Ripercorro con la memoria alcune pagine del libro “Il divorzio di San Valentino” dove Giorgio Benvenuto e Antonio Maglie parlando di Pertini scrivono: “Sapeva esprimere le emozioni di un popolo. Anche l’indignazione come in occasione del terremoto dell’Irpinia. Arrivò nelle zone colpite dal sisma meno di ventiquattro ore dopo le terrificanti scosse, mentre lo “sciame” teneva in allarme i sopravvissuti. I cronisti lo videro scosso e inquieto. A Laviano, un uomo tutto impolverato, gli si fece incontro: «Presidente, io vengo da Wiesbaden per cercare mia madre. Sono arrivato prima dei soccorsi». Rimase lì sino a mercoledì 26 novembre. Poi, senza mettere nessuno al corrente delle sue intenzioni, chiamò la Rai e fece organizzare una diretta televisiva dal Quirinale. Giovedì sera entrò in tutte le case italiane e pronunciò parole durissime, le stesse che avrebbe pronunciato un cittadino qualsiasi di fronte allo scempio di un pezzo d’Italia abbandonato al suo crudele destino. Disse, a proposito dei soccorsi: «Vi sono state mancanze gravi, non vi è dubbio, e quindi chi ha mancato deve essere colpito come è stato colpito il prefetto di Avellino che è stato giustamente rimosso dalla sua carica». E subodorando la possibilità di inquinamenti affaristici e malavitosi nella ricostruzione (si sarebbe rivelato un facile profeta), aggiunse: «Non deve ripetersi quello che è avvenuto nel Belice… Mi chiedo dove è andato a finire questo denaro? Chi è che ha speculato su questa disgrazia del Belice? E se vi è qualcuno che ha speculato, io chiedo: costui è in carcere, come dovrebbe essere in carcere? Perché infamia maggiore, per me, è quella di speculare sulle disgrazie altrui». E concluse: «Il modo migliore di ricordare i morti è quello di pensare i vivi».

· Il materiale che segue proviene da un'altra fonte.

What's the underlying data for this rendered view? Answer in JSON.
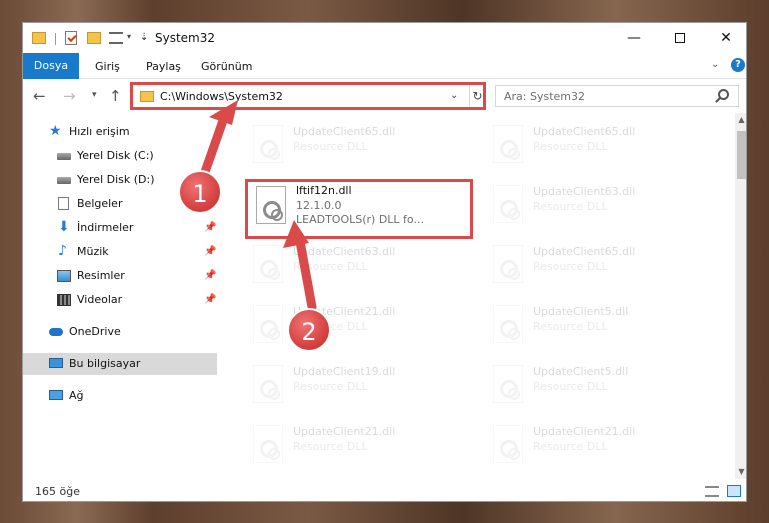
{
  "window": {
    "title": "System32",
    "minimize_glyph": "—",
    "close_glyph": "✕"
  },
  "ribbon": {
    "tabs": [
      "Dosya",
      "Giriş",
      "Paylaş",
      "Görünüm"
    ]
  },
  "address": {
    "path": "C:\\Windows\\System32"
  },
  "search": {
    "placeholder": "Ara: System32"
  },
  "sidebar": {
    "items": [
      {
        "label": "Hızlı erişim",
        "icon": "star-icon"
      },
      {
        "label": "Yerel Disk (C:)",
        "icon": "disk-icon"
      },
      {
        "label": "Yerel Disk (D:)",
        "icon": "disk-icon"
      },
      {
        "label": "Belgeler",
        "icon": "documents-icon"
      },
      {
        "label": "İndirmeler",
        "icon": "download-icon"
      },
      {
        "label": "Müzik",
        "icon": "music-icon"
      },
      {
        "label": "Resimler",
        "icon": "pictures-icon"
      },
      {
        "label": "Videolar",
        "icon": "video-icon"
      },
      {
        "label": "OneDrive",
        "icon": "cloud-icon"
      },
      {
        "label": "Bu bilgisayar",
        "icon": "computer-icon"
      },
      {
        "label": "Ağ",
        "icon": "network-icon"
      }
    ]
  },
  "files": {
    "left": [
      {
        "name": "UpdateClient65.dll",
        "type": "Resource DLL"
      },
      {
        "name": "UpdateClient63.dll",
        "type": "Resource DLL"
      },
      {
        "name": "UpdateClient19.dll",
        "type": "Resource DLL"
      },
      {
        "name": "UpdateClient21.dll",
        "type": "Resource DLL"
      },
      {
        "name": "UpdateClient21.dll",
        "type": "Resource DLL"
      }
    ],
    "right": [
      {
        "name": "UpdateClient65.dll",
        "type": "Resource DLL"
      },
      {
        "name": "UpdateClient63.dll",
        "type": "Resource DLL"
      },
      {
        "name": "UpdateClient65.dll",
        "type": "Resource DLL"
      },
      {
        "name": "UpdateClient5.dll",
        "type": "Resource DLL"
      },
      {
        "name": "UpdateClient5.dll",
        "type": "Resource DLL"
      },
      {
        "name": "UpdateClient21.dll",
        "type": "Resource DLL"
      }
    ],
    "highlighted": {
      "name": "lftif12n.dll",
      "version": "12.1.0.0",
      "description": "LEADTOOLS(r) DLL fo..."
    }
  },
  "status": {
    "count": "165 öğe"
  },
  "annotations": {
    "step1": "1",
    "step2": "2"
  },
  "colors": {
    "accent": "#1979ca",
    "annotation": "#d94a4a"
  }
}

Ero sicuro che Giorgio Benvenuto avrebbe incentrato gran parte del suo intervento proprio nel ricordo di quei tragici fatti, ed infatti così è accaduto.
Brevi tratti in punta di matita sul Pertini antifascista, il Pertini politico, il Pertini presidente di tutti gli italiani; il ricordo termina qui, pensavo.
Invece il finale dell’intervento è a sorpresa.

Pertini come personaggio eroico delle Chansons de gesta, così lo vede Benvenuto. Un palatino di Carlo Magno o un cavaliere della Tavola Rotonda o per andare ancor più lontano ad un personaggio di Ovidio o meglio ancora un fantastico eroe dell’Orlando Furioso. Così lo vede Benvenuto, un eroe che combatte per un ideale, un uomo che “Può essere sconfitto, ma mai vinto”.
Un ritratto perfetto, un unico dubbio mi viene in mente nel ritorno a casa; non vorrei che la sua vita, il suo pensiero fossero per noi contemporanei come l’olifante d’oro che Orlando suonò a Roncisvalle prima di essere annientato dai mori: non vorrei appunto che entrambi arrivino oramai troppo tardi.